De fato, a medida adotada pelo Governo americano acendeu o alerta também na Europa. A Comissão Europeia afirmou que o Brasil concordou em elevar os testes de segurança realizados sobre suas exportações de carne. O embargo à carne brasileira também pode chegar a prejudicar indiretamente os países vizinhos.

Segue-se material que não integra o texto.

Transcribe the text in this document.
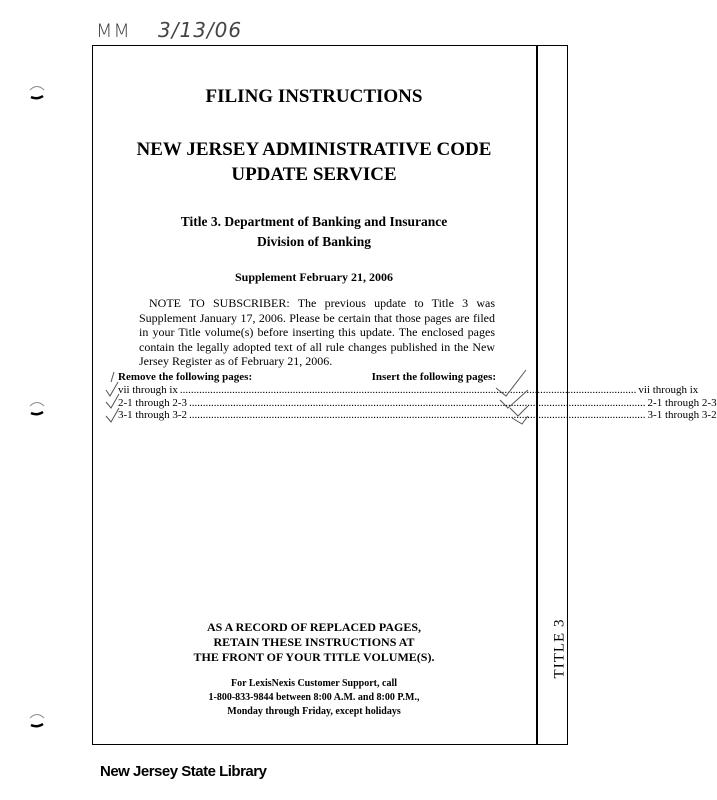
MM 3/13/06
FILING INSTRUCTIONS
NEW JERSEY ADMINISTRATIVE CODE
UPDATE SERVICE
Title 3. Department of Banking and Insurance
Division of Banking
Supplement February 21, 2006
NOTE TO SUBSCRIBER: The previous update to Title 3 was Supplement January 17, 2006. Please be certain that those pages are filed in your Title volume(s) before inserting this update. The enclosed pages contain the legally adopted text of all rule changes published in the New Jersey Register as of February 21, 2006.
Remove the following pages:	Insert the following pages:
vii through ix ...................................................................................................................................................................... vii through ix
2-1 through 2-3 ...................................................................................................................................................................... 2-1 through 2-3
3-1 through 3-2 ...................................................................................................................................................................... 3-1 through 3-2
AS A RECORD OF REPLACED PAGES,
RETAIN THESE INSTRUCTIONS AT
THE FRONT OF YOUR TITLE VOLUME(S).
For LexisNexis Customer Support, call
1-800-833-9844 between 8:00 A.M. and 8:00 P.M.,
Monday through Friday, except holidays
TITLE 3
New Jersey State Library
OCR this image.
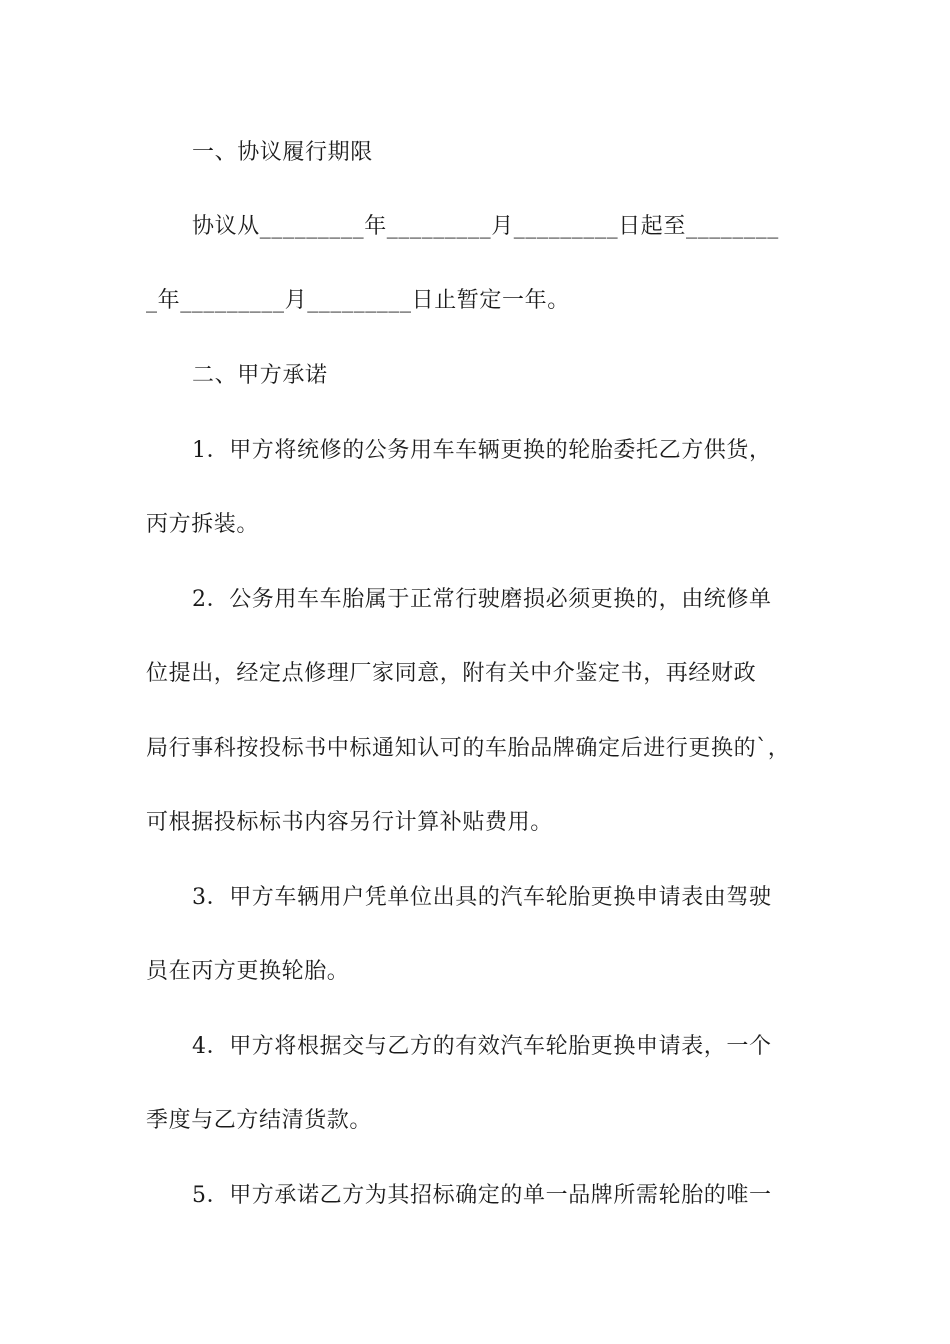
一、协议履行期限
协议从_________年_________月_________日起至________
_年_________月_________日止暂定一年。
二、甲方承诺
1．甲方将统修的公务用车车辆更换的轮胎委托乙方供货，
丙方拆装。
2．公务用车车胎属于正常行驶磨损必须更换的，由统修单
位提出，经定点修理厂家同意，附有关中介鉴定书，再经财政
局行事科按投标书中标通知认可的车胎品牌确定后进行更换的`，
可根据投标标书内容另行计算补贴费用。
3．甲方车辆用户凭单位出具的汽车轮胎更换申请表由驾驶
员在丙方更换轮胎。
4．甲方将根据交与乙方的有效汽车轮胎更换申请表，一个
季度与乙方结清货款。
5．甲方承诺乙方为其招标确定的单一品牌所需轮胎的唯一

"Nunca é bom que um país vizinho sofra restrições por um tema sanitário. Isso coloca em alerta todo os países compradores. O que aconteceu no Brasil também nos preocupa, mas ainda não sofremos nenhuma consequência direta", diz Miguel Schiaritti, presidente da Câmara da Indústria e Comércio de Carnes da República Argentina (Ciccra). Desde 2001, quando a Argentina escondeu um surto de aftosa que contabilizou mais de 2.000 casos, os Estados Unidos e outros mercados pelo mundo baniram a carne argentina. Schiaritti acredita, no entanto, que neste ano, os dois países devem chegar a um acordo.
No Brasil, alguns focos de febre aftosa também foram identificados em 2005 no Mato Grosso, mas há anos o país exporta com status de livre da doença com aplicação de vacinas. "Somos o único país que conseguimos exportar com esse status de livre com vacina. Foi um esforço grande conseguir voltar a vender para os EUA, não podemos perder assim", explica Serigati da Agro FGV.
A ABIEC afirmou que não recebeu, até o momento, novas notificações de países referentes à suspensão de importações de carne bovina do Brasil. Em nota, a associação afirmou que medidas corretivas para adequação dos processos produtivos já estão sendo tomadas, buscando atender às exigências solicitadas pelo mercado norte-americano, para a retomada das exportações. "Considerando as questões técnicas e referentes à inspeção, acreditamos que o caso tenha sido resolvido. Aguardamos as medidas que serão tomadas com relação à vacina", diz a nota.